Dawn looked at her mother for a long moment. Indecision plagued her, and doubts flocked about her like birds. At length, however, she nodded. “What do I have to do?”
 
Joyce held out her hand, and a great tunnel of light appeared behind her. “Take my hand, and come with me.”
 
She took her mother's hand, and together they walked into the light. Everything blurred around her in furious motion... and then she stood on the tower.
 
The tower.
 
And the blood flowed freely from her wounds.
 
And the portal crackled beneath her.
 
And the sun was rising in the distance.
 
She jumped, and she fell.
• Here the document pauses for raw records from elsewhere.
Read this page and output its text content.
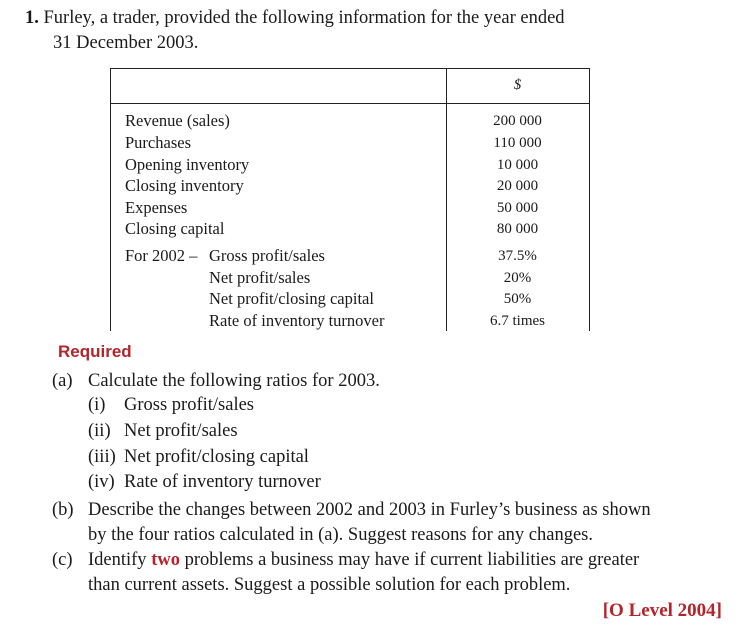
1. Furley, a trader, provided the following information for the year ended
31 December 2003.
$
Revenue (sales)	200 000
Purchases	110 000
Opening inventory	10 000
Closing inventory	20 000
Expenses	50 000
Closing capital	80 000
For 2002 – Gross profit/sales	37.5%
Net profit/sales	20%
Net profit/closing capital	50%
Rate of inventory turnover	6.7 times
Required
(a) Calculate the following ratios for 2003.
(i) Gross profit/sales
(ii) Net profit/sales
(iii) Net profit/closing capital
(iv) Rate of inventory turnover
(b) Describe the changes between 2002 and 2003 in Furley’s business as shown
by the four ratios calculated in (a). Suggest reasons for any changes.
(c) Identify two problems a business may have if current liabilities are greater
than current assets. Suggest a possible solution for each problem.
[O Level 2004]
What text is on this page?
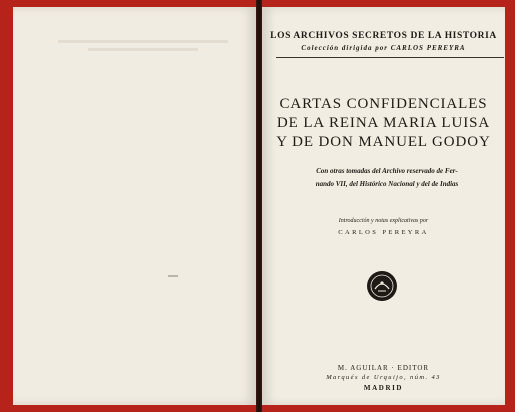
LOS ARCHIVOS SECRETOS DE LA HISTORIA
Colección dirigida por CARLOS PEREYRA
CARTAS CONFIDENCIALES
DE LA REINA MARIA LUISA
Y DE DON MANUEL GODOY
Con otras tomadas del Archivo reservado de Fer-
nando VII, del Histórico Nacional y del de Indias
Introducción y notas explicativas por
CARLOS PEREYRA
M. AGUILAR · EDITOR
Marqués de Urquijo, núm. 43
MADRID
Graceful, beautiful, she fell.
 
And Dawn Summers died.
 
----------------------------
 
In the hall of worship, beneath the elder sign, Dawn's body burst into a huge, malignantly suggestive iridescent orb. There was an intense flash of green light, and then it was gone.
 
“DAWN!” Buffy screamed.
 
“Too late, Slayer!” Alisoun crowed in triumph. “Too late! Your sister is gone, and I've won!”
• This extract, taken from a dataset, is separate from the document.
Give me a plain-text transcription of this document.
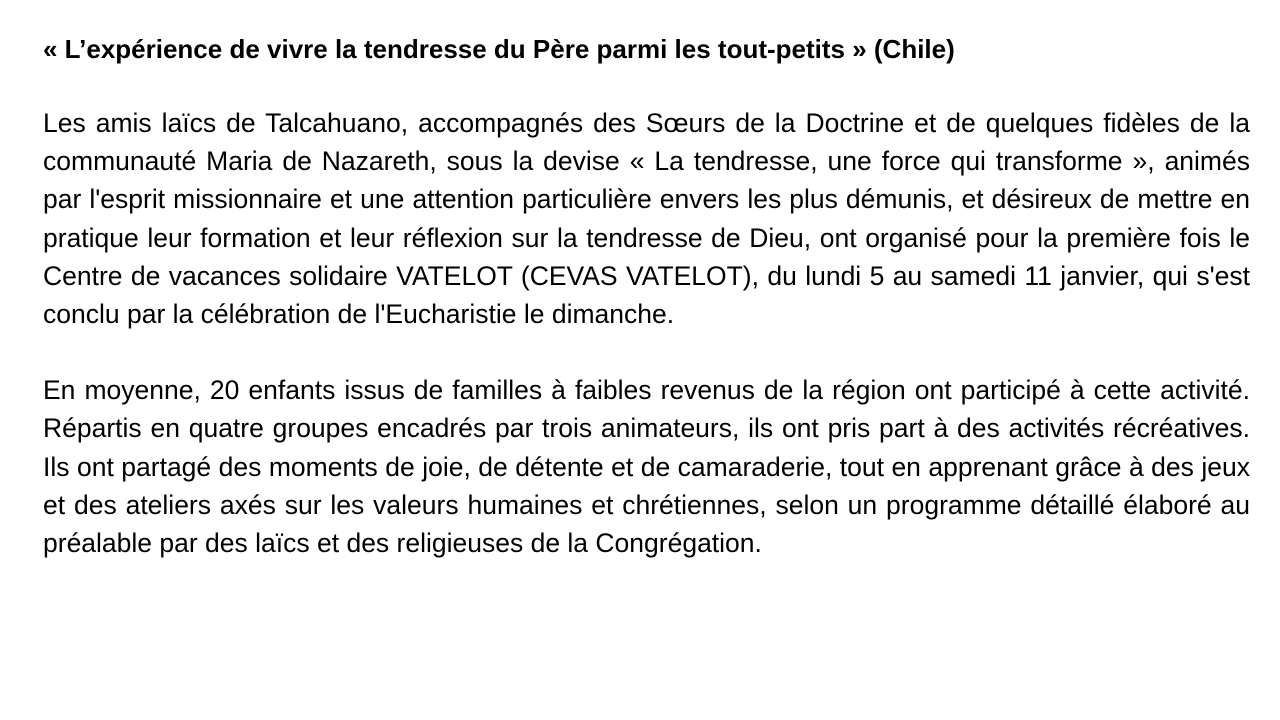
« L’expérience de vivre la tendresse du Père parmi les tout-petits » (Chile)

Les amis laïcs de Talcahuano, accompagnés des Sœurs de la Doctrine et de quelques fidèles de la communauté Maria de Nazareth, sous la devise « La tendresse, une force qui transforme », animés par l'esprit missionnaire et une attention particulière envers les plus démunis, et désireux de mettre en pratique leur formation et leur réflexion sur la tendresse de Dieu, ont organisé pour la première fois le Centre de vacances solidaire VATELOT (CEVAS VATELOT), du lundi 5 au samedi 11 janvier, qui s'est conclu par la célébration de l'Eucharistie le dimanche.

En moyenne, 20 enfants issus de familles à faibles revenus de la région ont participé à cette activité. Répartis en quatre groupes encadrés par trois animateurs, ils ont pris part à des activités récréatives. Ils ont partagé des moments de joie, de détente et de camaraderie, tout en apprenant grâce à des jeux et des ateliers axés sur les valeurs humaines et chrétiennes, selon un programme détaillé élaboré au préalable par des laïcs et des religieuses de la Congrégation.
Buffy's next blow cleaved Alisoun in twain at the waist, and the vampire's torso slowly slid off of her legs and fell to the ground with a thump. “Maybe,” said the Slayer, her voice as cold as death, “But you won't live to see your victory.”
 
Alisoun looked down in shock. “What...? But I won...!”
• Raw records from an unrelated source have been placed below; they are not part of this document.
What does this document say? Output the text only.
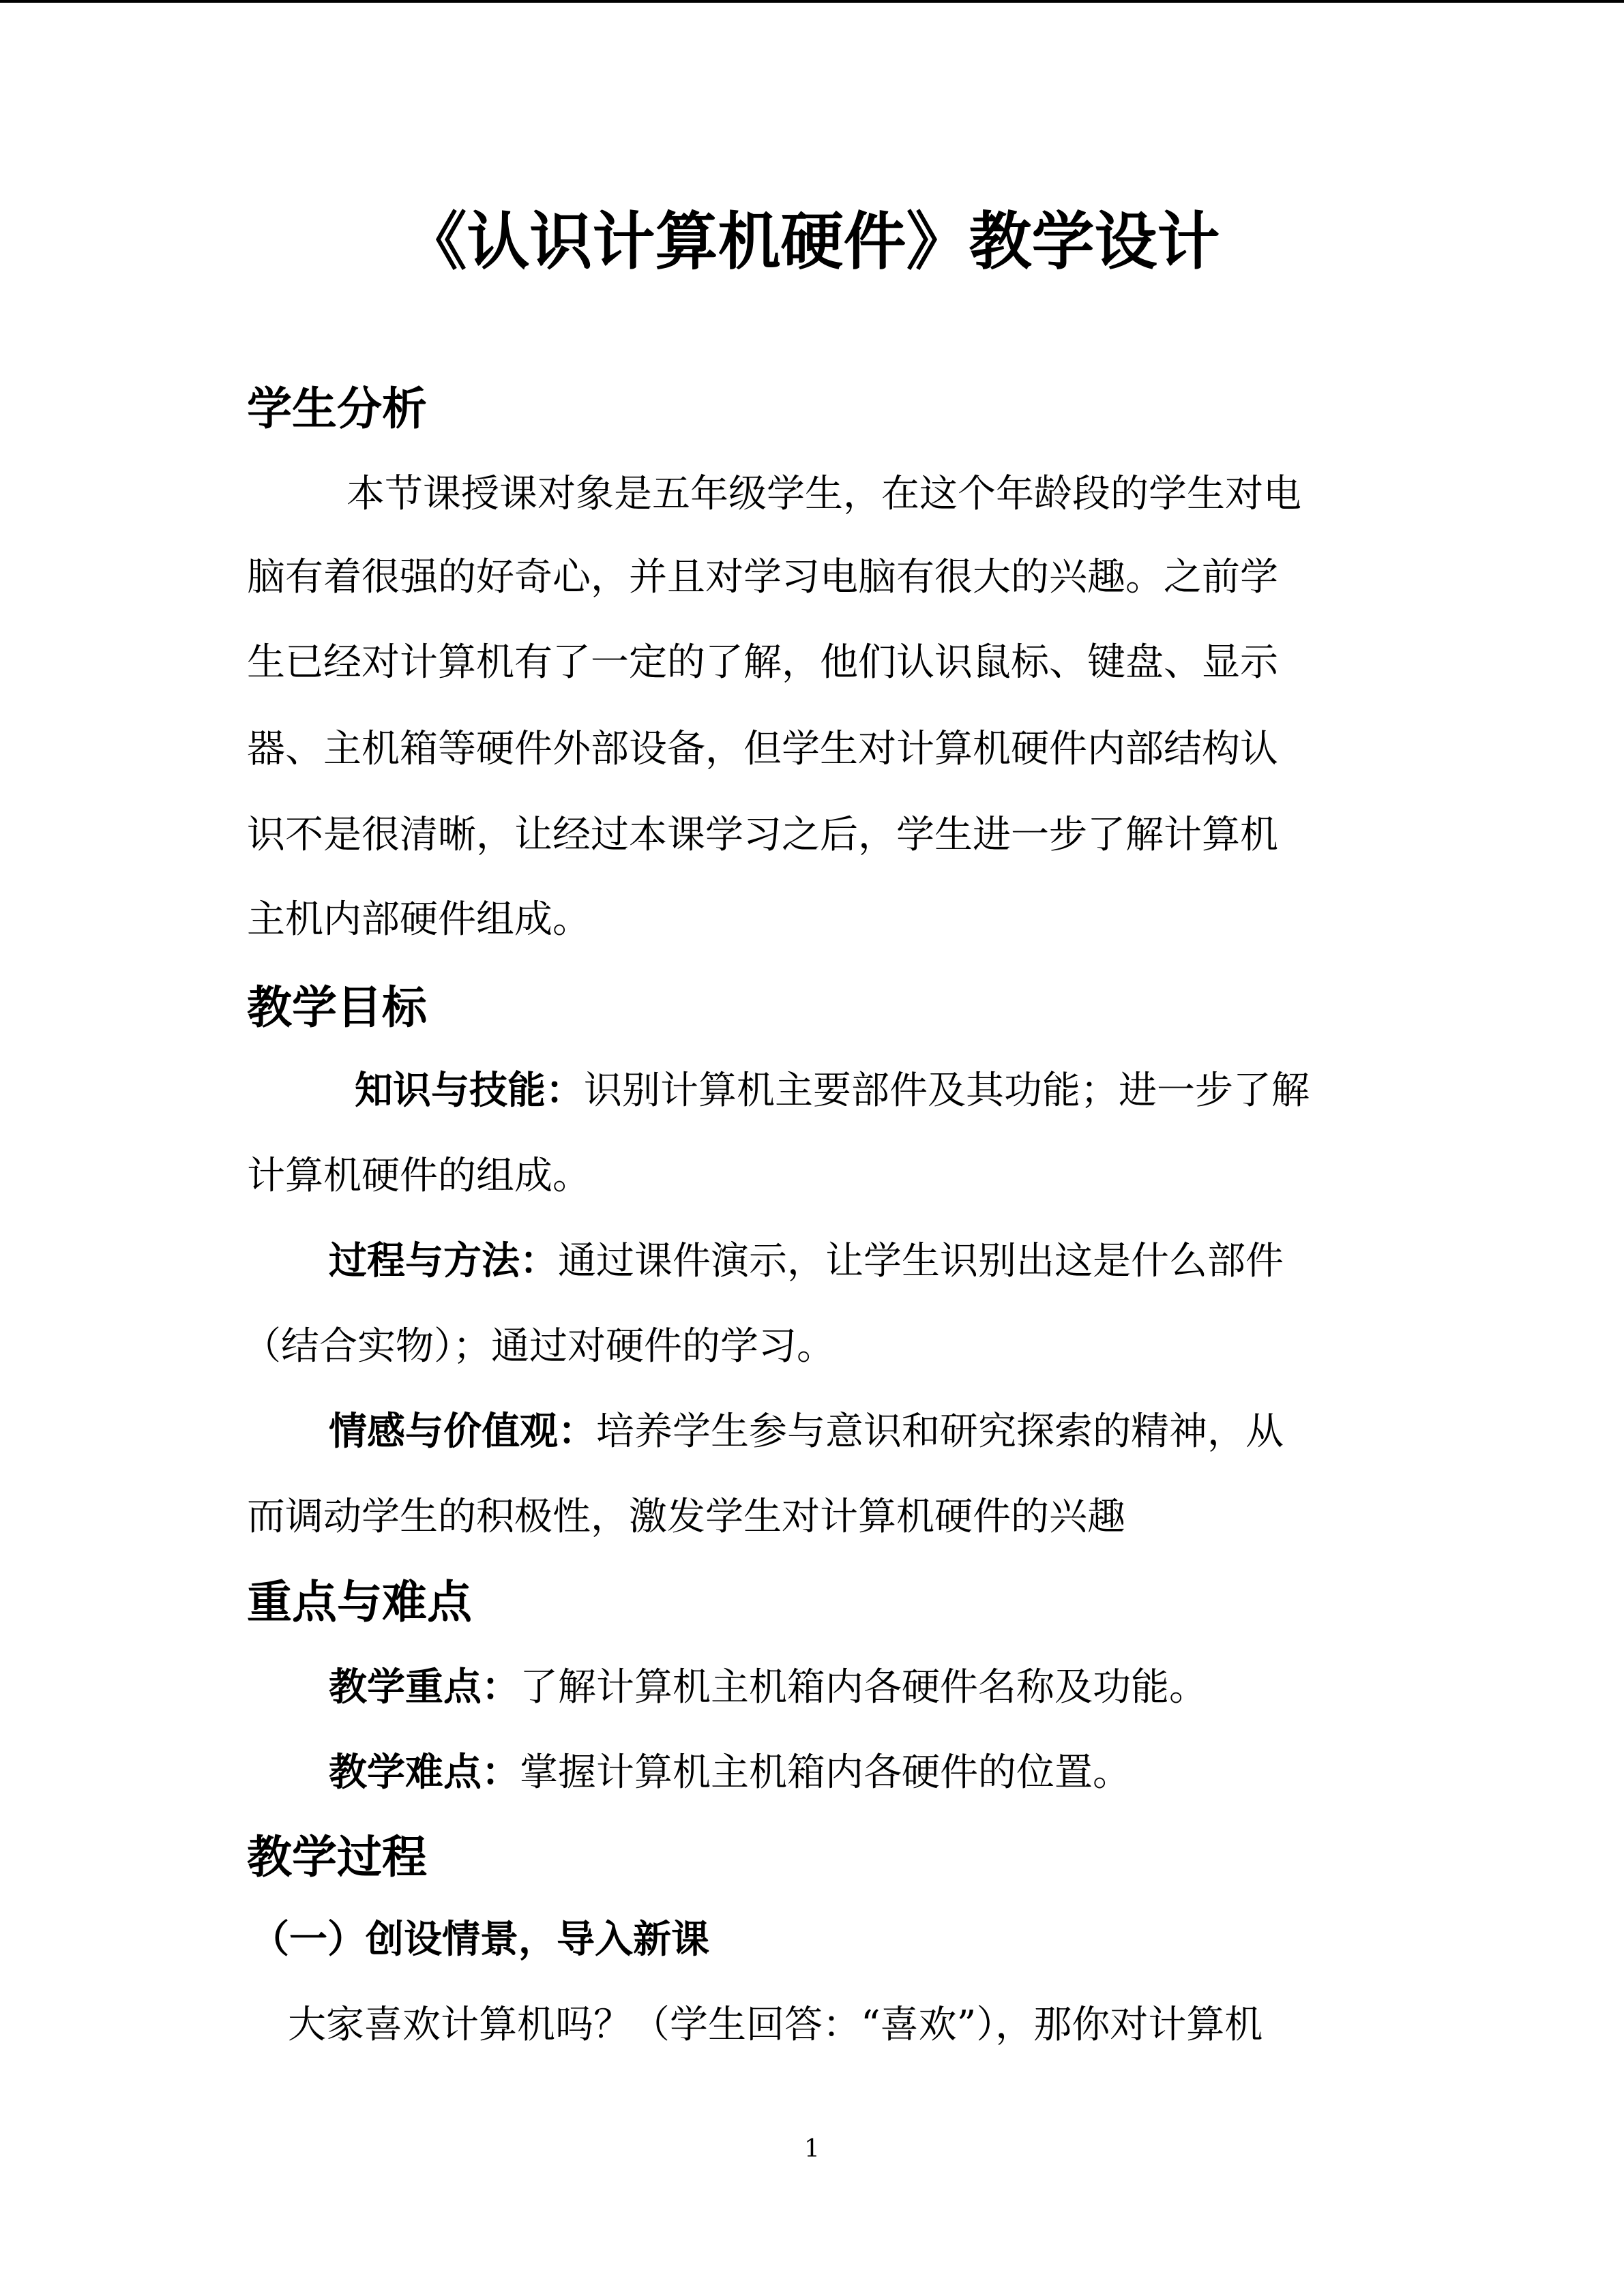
《认识计算机硬件》教学设计
学生分析

本节课授课对象是五年级学生，在这个年龄段的学生对电

脑有着很强的好奇心，并且对学习电脑有很大的兴趣。之前学

生已经对计算机有了一定的了解，他们认识鼠标、键盘、显示

器、主机箱等硬件外部设备，但学生对计算机硬件内部结构认

识不是很清晰，让经过本课学习之后，学生进一步了解计算机

主机内部硬件组成。

教学目标

知识与技能：识别计算机主要部件及其功能；进一步了解

计算机硬件的组成。

过程与方法：通过课件演示，让学生识别出这是什么部件

（结合实物）；通过对硬件的学习。

情感与价值观：培养学生参与意识和研究探索的精神，从

而调动学生的积极性，激发学生对计算机硬件的兴趣

重点与难点

教学重点：了解计算机主机箱内各硬件名称及功能。

教学难点：掌握计算机主机箱内各硬件的位置。

教学过程
（一）创设情景，导入新课

大家喜欢计算机吗？（学生回答：“喜欢”），那你对计算机

1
And then Buffy shoved the reverse end of the scythe into the vampiric Slayer's heart.
 
Alisoun burst apart in a cloud of dust, and was no more.
 
But she had spoken truly. It was indeed too late. With the release of Dawn's energies as the Key, the seals keeping Eater of Souls chained were broken.
 
At that moment, Willow finished her protection spell. A great wind rushed out across the city, and each of its targets felt a sudden sense of warmth and security.
 
The elder sign upon which Dawn had been bound shattered, and stone chips flew in every direction. And then a torrent of black energy erupted up out of it. The roof disintegrated. The building disintegrated. The vampires who had been chanting were blasted to ash. And the power of Eater of Souls reached out across the city, consuming everything it touched, fuel for the flames of rebirth.
 
But Buffy, protected by Willow's spell, stood fast. There, upon the altar, a figure was rising.
 
“Oh no you don't!” the Slayer yelled as she rushed towards the figure. She raised the Scythe, and then swung down, decapitating Eater of Souls in one smooth movement, and long before he had fully awakened.
 
Buffy grinned a feral grin. “No apocalypse for you, Buddy,” she informed the headless corpse.
 
And that was when the quickening hit her, shattering through Willow's protection spell as if it were glass. As her every nerve exploded in agony, Buffy reflected, “Maybe this wasn't such a good idea...!”
 
And the black energy didn't stop. It flowed out from the shattered seal, but now, without Eater of Souls to flow into, it went into the Slayer.
 
Waves of destructive energy pulsed out from the Vatican City, vast tendrils forming and stretching across Rome, pulsing and writhing grotesquely, like bloated, corpulent veins. Buildings crumbled, and explosions rocked the city. And all across Rome, hundreds of thousands of humans literally exploded in showers of gore, and a small mote of white light rose from each steaming pile of blood and guts, each of them absorbed by the energy-tendrils with an agonized scream.
 
Death had come to Rome, and only those upon whom Willow had placed her protection were spared.
 
And in the chapel, Buffy's screams echoed endlessly as her eyes slowly darkened to black.
 
-----------------------
 
Far away, in the home that she and Methos had once shared, the demon in Alexa's form sat and wept. Methos had gone. His friends had gone. She was alone with the Wrath.
 
And that was when the Senior Partners made their move.
 
Blue light flashed in her eyes, and the demon screamed in agony as the human soul of Alexa entered her body, and she collapsed.
 
Silence hung over the house for a few long moments.
 
And then Alexa sat up, looked around, and asked, “... Adam?”
 
The silence of the empty house was her only answer.